Viviano Codazzi, zugeschrieben
Giovanni Paolo Pannini, ehemals zugeschrieben

Römische Ruinen

Bei der Zuschreibung dieses Architekturstücks mit Staffagefiguren gehen die Meinungen weit auseinander. Galt es einst als ein Werk Giovanni Panninis, so war zwischenzeitlich ganz von einer Attribution abgesehen worden.1 Seit 1956 wurde das Gemälde dann als eine Arbeit Vivianos, später dann Niccolò Codazzis geführt, der Mitte der 1950er Jahre wieder in das Blickfeld der Forschung gerückt war.2 Durch Briganti wurde diese Zuschreibung von Inv. 127 bestätigt und das Werk in die 1650er Jahre datiert.3 Marshall, der Viviano Codazzi zuletzt eine Monographie widmete, hielt den Sohn Niccolò aus nicht näher erläuterten Beobachtungen zur »Malweise« für den wahrscheinlicheren Urheber, ohne jedoch das Original des Gemäldes gesehen zu haben.4 Seine Annahme, Inv. 127 sei ein Werk Niccolòs, wenn nicht eines Künstlers aus dessen Umkreis, entstanden nach einer verlorenen Vorlage des Vaters, scheint konstruiert und nicht nachvollziehbar.5
Die Entscheidung über eine Neuzuschreibung an andere Künstler als Viviano Codazzi wird nur vor den Originalen getroffen werden können. Als Merkmale einer näheren Bestimmung könnten sowohl die Reihung der Bögen hinzugezogen werden als auch die Art, die Kante des Bogens, rechts im Vordergrund, mit einem dünnen weißen Strich zu markieren; ebenso typisch scheint die ausgeprägte Manier, die Fehlstellen und Ausbrüche im Gemäuer mit einer beige-bräunlichen Höhung zu betonen. Auffällig ist ferner der Schatten, der am oberen Bildrand in das Gemälde gleichsam einführt. Diese Spiel mit Bogenreihen und starken Verschattungen zeigt sich bei Viviano Codazzi bereits in den 1650er Jahren, so in einem Capriccio des Konstantinsbogens und des Kolosseums in Graz.6 Die nahsichtigere Darstellung eines mit Inv. 127 weitgehend übereinstimmenden Gewölbes einschließlich der gleichen Details der Bogenreihe befindet sich in amerikanischem Privatbesitz und ist 1655 datiert.7 Laut Kultzen erinnert eine solche Abfolge massiv gefügter Rundbögen an die tief ins Erdreich eingesunkenen Unterbauten des Claudiustempels auf dem Celius bei der heutigen Kirche SS. Giovanni e Paolo. Bei Piranesi erscheinen sie unter der alten Bezeichnung als Curia Ostilia in dessen 1757 entstandener Radierfolge der Antichità Romane.8 M. S.

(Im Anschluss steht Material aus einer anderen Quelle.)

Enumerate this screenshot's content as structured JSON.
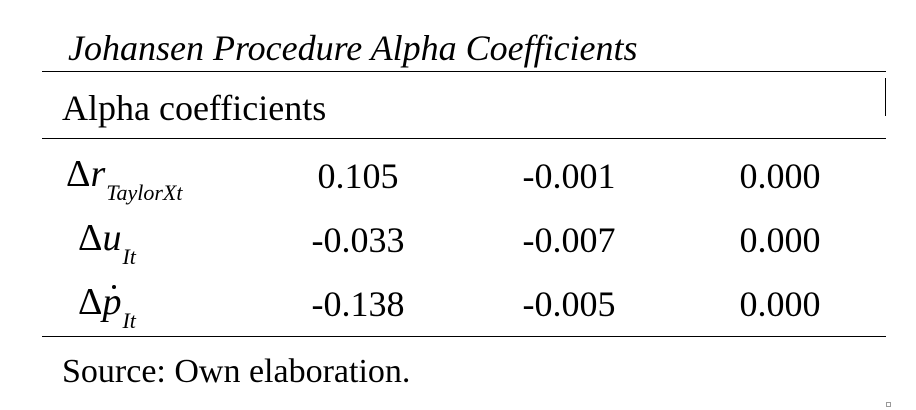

1 Die Zuschreibung an Pannini wurde aufgrund eines mündl. Hinweises von Igor Grabar, 15. 4. 1929, fallen gelassen, das Bild im folgenden Jahr als anonymes Werk veröffentlicht (siehe Katalog 1930, S. 101).
2 R. Longhi, Viviano Codazzi e l’invenzione della veduta realistica, in: Paragone 6, 1955, H. 71, S. 40-47.
3 Vgl. Briganti 1983, Bd. 1, S. 687, unter Nr. 1.
4 Marshall analysierte anhand eines Photos das »handling« als »closer to Niccolò« (Marshall 1993, S. 401, unter Nr. NC 58).
5 »On balance, it seems that this painting derives from one by Viviano […], and is either by Niccolò, or by some other painter fairly close to Niccolò« (ebd.).
6 Schloss Eggenberg, Graz; siehe Marshall 1993, S. 211,
Nr. VC 98.
7 Slg. Morton B. Harris, New York; siehe T. J. Spike, Italian Baroque Paintings from New York Private Collections, Ausst.-Kat. Princeton University Art Museum, Princeton 1980, S. 46, Nr. 15, Abb.
8 Vgl. Kultzen 1983, S. 884.

LIT.: Verzeichnis 1886, S. 22 (als Pannini?); Katalog 1918, S. 120 (als Pannini); Katalog 1921, S. 125; Katalog 1930,
S. 101 (als italienischer Meister des 18. Jhs.); Katalog 1956, S. 104; Katalog 1966, S. 42 (als Viviano Codazzi); Meisterwerke 1969, o. S., Abb. 126; Rolf Kultzen, Das Architekturstück bei Viviano Codazzi; in: Weltkunst 53, 1983, H. 7,
S. 884; Giuliano Briganti, Viviano Codazzi, in: Pietro Zampetti (Hrsg.), Il Seicento, 4 Bde., Bergamo 1983-1987 (I pittori bergamaschi dal XIII al XIX secolo, 4), Bd. 1, S. 687, Nr. 1; David Ryley Marshall, Viviano and Niccolò Codazzi and the Baroque Architectural Fantasy, Mailand 1993,
S. 401, Nr. NC 58, Farbabb. (als Niccolò Codazzi?).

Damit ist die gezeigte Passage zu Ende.